My high school graduating class voted me Wittiest. It’s hardly something I boast about. Best Looking? Most Likely to Succeed? Nope. I got Wittiest. Does any other school even have such an award? In my school, it went to the guy who made people laugh but wasn’t obnoxious enough to qualify as Class Clown (That distinction went to John Gerrold, who, at one reunion, emerged from the restroom onto the dance floor with twelve feet of toilet paper trailing from his pants. Get the idea?) I tended to be funny without getting in trouble for it.
But I don’t see myself as particularly witty (My teenagers wholeheartedly agree). I’m not quick enough on the draw. More often than not, I come up with the perfect retort only after the opportunity has passed. Do you know the feeling? The light bulb comes on and you think, “That‘s what I should have said!”
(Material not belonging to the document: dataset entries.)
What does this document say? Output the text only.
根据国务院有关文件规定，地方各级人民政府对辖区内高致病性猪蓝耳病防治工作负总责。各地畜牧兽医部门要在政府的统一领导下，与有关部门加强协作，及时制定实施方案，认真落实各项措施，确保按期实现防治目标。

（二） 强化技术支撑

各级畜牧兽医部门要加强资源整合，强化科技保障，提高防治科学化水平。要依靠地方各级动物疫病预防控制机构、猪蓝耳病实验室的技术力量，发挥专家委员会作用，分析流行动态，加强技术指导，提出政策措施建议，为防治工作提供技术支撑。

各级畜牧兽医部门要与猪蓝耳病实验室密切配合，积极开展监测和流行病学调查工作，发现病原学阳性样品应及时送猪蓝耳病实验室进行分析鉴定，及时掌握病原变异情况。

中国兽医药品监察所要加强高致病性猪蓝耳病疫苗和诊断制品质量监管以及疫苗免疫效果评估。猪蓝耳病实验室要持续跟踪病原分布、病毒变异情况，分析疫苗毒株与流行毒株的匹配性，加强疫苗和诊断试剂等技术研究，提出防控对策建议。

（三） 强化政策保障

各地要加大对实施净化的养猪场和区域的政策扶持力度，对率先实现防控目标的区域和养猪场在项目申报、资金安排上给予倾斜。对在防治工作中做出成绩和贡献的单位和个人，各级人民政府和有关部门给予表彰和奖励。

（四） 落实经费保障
Apparently I’m not the only one who experiences this. I stumbled upon this graphic on someone’s Tumblr the other day:
Esprit de l’escalier can be literally translated “staircase wit.” It’s a French idiom that has no parallel in English. But it should. It summons the vision of someone leaving the house at the end of the evening — descending the stairs — when the perfect witty remark belatedly dawns upon him.
But since there’s no English word for it, we can just borrow the French, oui?